После бесславного финала проекта «Верхний лагерь» плечи у Федора повисли, а его голова все чаще была опущенной. Он ходил все медленнее, все реже выходил из дома и навсегда отменил индивидуальные даршаны для ретритеров. Его теперь никто не видел, кроме Элеоноры, Виктора и Парджамы.
Теперь Мокшаф ушел в ретрит по-настоящему. К внешней самоизоляции добавилась еще и внутренняя. При встречах со своими тремя друзьями он больше не смотрел им в глаза. Взгляд Мокшафа стал бесстрастным и всегда устремлялся или в собственные глубины, или в какую-то даль за пределами видимости.
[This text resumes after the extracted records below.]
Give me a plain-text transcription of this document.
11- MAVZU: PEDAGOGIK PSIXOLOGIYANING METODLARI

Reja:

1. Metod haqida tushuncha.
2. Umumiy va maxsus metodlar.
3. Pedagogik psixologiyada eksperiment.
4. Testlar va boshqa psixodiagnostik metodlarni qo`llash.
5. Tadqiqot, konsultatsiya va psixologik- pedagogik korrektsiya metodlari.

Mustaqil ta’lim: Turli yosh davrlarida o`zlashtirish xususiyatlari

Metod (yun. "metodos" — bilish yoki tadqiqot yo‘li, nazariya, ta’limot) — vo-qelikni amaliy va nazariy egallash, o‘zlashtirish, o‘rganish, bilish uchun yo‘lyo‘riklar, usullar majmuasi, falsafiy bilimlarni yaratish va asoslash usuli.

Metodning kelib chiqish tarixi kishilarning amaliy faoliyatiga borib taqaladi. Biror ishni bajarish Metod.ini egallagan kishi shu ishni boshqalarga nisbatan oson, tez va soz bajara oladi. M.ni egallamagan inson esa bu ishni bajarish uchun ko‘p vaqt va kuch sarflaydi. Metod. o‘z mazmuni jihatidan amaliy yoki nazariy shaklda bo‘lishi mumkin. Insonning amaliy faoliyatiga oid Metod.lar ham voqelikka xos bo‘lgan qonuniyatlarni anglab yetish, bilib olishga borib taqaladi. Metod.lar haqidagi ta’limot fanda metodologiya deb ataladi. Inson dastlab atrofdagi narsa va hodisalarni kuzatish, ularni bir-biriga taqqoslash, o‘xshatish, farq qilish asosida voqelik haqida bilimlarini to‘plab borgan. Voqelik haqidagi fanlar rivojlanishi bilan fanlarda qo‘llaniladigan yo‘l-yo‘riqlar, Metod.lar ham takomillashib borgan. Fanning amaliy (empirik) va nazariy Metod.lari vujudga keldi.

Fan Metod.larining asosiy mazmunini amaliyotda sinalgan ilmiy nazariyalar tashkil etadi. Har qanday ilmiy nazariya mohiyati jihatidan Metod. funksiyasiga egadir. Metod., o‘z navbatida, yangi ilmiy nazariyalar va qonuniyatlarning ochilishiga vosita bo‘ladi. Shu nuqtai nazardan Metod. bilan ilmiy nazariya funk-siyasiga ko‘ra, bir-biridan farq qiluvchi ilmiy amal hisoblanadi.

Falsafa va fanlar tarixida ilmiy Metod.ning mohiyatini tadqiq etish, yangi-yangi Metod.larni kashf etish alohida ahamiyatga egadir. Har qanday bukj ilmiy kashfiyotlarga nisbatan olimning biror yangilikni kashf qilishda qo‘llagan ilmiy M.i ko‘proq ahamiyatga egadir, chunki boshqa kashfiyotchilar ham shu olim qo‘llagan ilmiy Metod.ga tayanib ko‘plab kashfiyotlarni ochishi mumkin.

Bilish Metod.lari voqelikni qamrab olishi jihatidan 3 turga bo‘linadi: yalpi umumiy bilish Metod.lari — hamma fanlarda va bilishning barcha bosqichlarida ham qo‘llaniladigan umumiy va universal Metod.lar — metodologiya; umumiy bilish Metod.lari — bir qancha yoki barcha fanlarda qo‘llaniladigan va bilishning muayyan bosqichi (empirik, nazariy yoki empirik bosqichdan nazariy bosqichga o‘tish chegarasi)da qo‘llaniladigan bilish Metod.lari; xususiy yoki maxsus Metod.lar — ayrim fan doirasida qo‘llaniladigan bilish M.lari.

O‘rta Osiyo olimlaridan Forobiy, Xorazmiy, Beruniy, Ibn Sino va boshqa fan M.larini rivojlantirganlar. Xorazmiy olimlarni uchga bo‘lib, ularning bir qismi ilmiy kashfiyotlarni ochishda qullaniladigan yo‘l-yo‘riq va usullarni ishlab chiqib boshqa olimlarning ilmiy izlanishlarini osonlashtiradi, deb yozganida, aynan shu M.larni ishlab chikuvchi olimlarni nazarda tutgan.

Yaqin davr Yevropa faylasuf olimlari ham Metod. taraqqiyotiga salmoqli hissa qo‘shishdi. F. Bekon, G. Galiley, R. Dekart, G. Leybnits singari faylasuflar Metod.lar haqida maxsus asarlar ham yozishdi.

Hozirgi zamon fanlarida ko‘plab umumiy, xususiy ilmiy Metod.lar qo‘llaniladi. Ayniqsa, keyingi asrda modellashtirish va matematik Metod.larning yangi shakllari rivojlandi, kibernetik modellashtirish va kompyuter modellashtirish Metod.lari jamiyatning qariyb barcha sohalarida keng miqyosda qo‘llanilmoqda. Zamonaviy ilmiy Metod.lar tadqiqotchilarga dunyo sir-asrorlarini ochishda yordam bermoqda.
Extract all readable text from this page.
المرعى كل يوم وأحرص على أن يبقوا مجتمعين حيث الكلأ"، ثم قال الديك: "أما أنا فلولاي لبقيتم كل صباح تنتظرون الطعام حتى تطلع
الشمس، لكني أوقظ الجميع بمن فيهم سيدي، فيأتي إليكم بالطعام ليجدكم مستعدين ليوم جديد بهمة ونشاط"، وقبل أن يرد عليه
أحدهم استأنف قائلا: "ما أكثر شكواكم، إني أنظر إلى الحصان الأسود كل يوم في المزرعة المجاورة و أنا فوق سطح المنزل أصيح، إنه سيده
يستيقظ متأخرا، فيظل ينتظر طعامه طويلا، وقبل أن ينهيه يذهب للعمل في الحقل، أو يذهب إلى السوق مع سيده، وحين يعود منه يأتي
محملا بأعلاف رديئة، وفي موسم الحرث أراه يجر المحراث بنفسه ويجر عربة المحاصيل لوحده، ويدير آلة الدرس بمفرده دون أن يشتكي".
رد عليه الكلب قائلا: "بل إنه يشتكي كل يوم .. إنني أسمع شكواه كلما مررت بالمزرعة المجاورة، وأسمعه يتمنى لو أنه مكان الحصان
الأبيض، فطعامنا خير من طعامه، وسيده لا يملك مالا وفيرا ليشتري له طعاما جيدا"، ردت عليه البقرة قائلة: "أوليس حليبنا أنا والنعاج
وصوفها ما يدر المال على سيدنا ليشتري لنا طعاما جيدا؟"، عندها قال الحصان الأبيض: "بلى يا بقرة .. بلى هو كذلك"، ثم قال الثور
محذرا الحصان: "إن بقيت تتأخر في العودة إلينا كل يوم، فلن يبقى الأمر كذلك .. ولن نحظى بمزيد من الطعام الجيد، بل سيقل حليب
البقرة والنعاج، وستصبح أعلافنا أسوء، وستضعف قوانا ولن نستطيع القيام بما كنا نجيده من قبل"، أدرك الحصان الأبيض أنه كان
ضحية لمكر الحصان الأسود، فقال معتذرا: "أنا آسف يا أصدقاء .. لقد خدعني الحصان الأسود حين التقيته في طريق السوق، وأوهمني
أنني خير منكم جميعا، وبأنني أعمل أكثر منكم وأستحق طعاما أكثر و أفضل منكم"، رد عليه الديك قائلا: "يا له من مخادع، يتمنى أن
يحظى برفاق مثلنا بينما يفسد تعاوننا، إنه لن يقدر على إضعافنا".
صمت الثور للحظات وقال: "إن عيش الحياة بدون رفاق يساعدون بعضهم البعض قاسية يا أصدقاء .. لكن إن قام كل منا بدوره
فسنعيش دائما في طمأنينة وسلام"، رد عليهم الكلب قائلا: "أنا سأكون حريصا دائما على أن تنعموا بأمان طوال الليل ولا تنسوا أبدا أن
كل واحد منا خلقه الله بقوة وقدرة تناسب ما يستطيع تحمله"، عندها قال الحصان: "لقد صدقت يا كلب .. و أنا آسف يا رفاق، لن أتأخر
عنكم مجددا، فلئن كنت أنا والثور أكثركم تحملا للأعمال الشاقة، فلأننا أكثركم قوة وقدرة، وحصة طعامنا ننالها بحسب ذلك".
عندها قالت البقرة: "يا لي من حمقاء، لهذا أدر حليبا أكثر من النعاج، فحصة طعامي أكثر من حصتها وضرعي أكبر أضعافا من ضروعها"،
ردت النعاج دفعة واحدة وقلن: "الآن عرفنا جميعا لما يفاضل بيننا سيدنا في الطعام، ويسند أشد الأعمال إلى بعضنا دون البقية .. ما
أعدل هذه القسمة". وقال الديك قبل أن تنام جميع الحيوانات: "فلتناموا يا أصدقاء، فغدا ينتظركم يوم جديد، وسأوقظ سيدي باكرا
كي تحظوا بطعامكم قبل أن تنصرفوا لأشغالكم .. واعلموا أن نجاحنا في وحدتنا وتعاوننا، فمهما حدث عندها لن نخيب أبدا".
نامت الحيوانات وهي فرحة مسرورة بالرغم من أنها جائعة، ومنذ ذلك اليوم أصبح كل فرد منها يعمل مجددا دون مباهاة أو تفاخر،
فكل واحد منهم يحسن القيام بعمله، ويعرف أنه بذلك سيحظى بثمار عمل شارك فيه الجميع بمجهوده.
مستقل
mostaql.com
– О чем ты говорила с Федором в тот период?
– Только о текущих делах.
– А о том, что произошло? Неужели вы об этом не говорили?
– А что об этом говорить? Когда члены рабочей группы уехали из лагеря, Федор сказал, что и сам бы так поступил на их месте. Нельзя врать в делах, которые требуют веры. Он сделал ошибку, и она была неисправима.
– Ошибки можно еще и прощать, – заметила я.
– Я ему это говорила. Он сказал, что вранье не простил бы и сам. Все другое – да, а вранье – нет.
– Почему так безапелляционно? Бывают же случаи, когда правду сказать нельзя.
– Но не в духовной жизни, – резко возразила Элеонора.
– И ты так думала?
– Тогда – нет. Теперь – да.
– Что изменилось? – спросила я.
– Наступила на те же грабли.
22
Когда Федор замкнулся в себе после закрытия проекта «Верхний лагерь», Элеонора стала думать, что жизнь потеряла для него смысл. Но он через какое-то время вдруг воспрял, правда, только внутренне. Его физическое состояние продолжало ухудшаться, в то время как глаза у него снова засияли, а на губах опять начала появляться его притягательная мягкая улыбка.
Ходить Федору становилось все труднее. Инвалидное кресло было бы для него хорошим подспорьем, но он его не хотел. С какого-то момента Федор мог передвигаться вне дома только с чьей-то поддержкой. Когда он выходил на прогулку по территории верхнего лагеря, рядом с ним была Элеонора. Но потом появился еще один человек, кто стал с ним гулять, – его мать.
Софью Ивановну все же обеспокоил мой рассказ о ее сыне во время нашей последней встречи, и в результате она решила отправиться к Федору, чтобы все увидеть своими глазами. Это было вскоре после того, как Мокшаф вышел из депрессии после краха главного дела своей жизни.
Софья Ивановна застала сына на исходе физических сил, но жизнерадостным, а Элеонору – изнуренной и мрачной. В бунгало Федора имелась комната, которой они не пользовались. Софья Ивановна, никого ни о чем не спрашивая, поселилась там и взяла на себя полный уход за сыном.
Мать была с Федором до конца его дней, которых оставалось не так уж много. Она практически вытеснила Элеонору из его жизни. Это было и хорошо и плохо. Хорошо, потому что Эля уже тоже была на исходе сил, плохо – потому что она и Федор оказались на расстоянии друг от друга, а этого они не хотели.
Но было невозможно даже хоть немного отодвинуть Софью Ивановну от Федора: он был для нее никакой не Мокшаф со своей отдельной жизнью и далекими от нее потребностями, а только всего лишь умирающий неженатый сын. А рядом с умирающим неженатым сыном в ее понятии должна быть мать. Как выразилась Элеонора, этот жизненный принцип врос в Софью Ивановну с некоторой кривизной и занял в ее образе мыслей больше места, чем подобает, как это бывает с зубом мудрости. Когда такой зуб растет в полости рта криво, он давит на соседний зуб и может вызывать воспаление десны.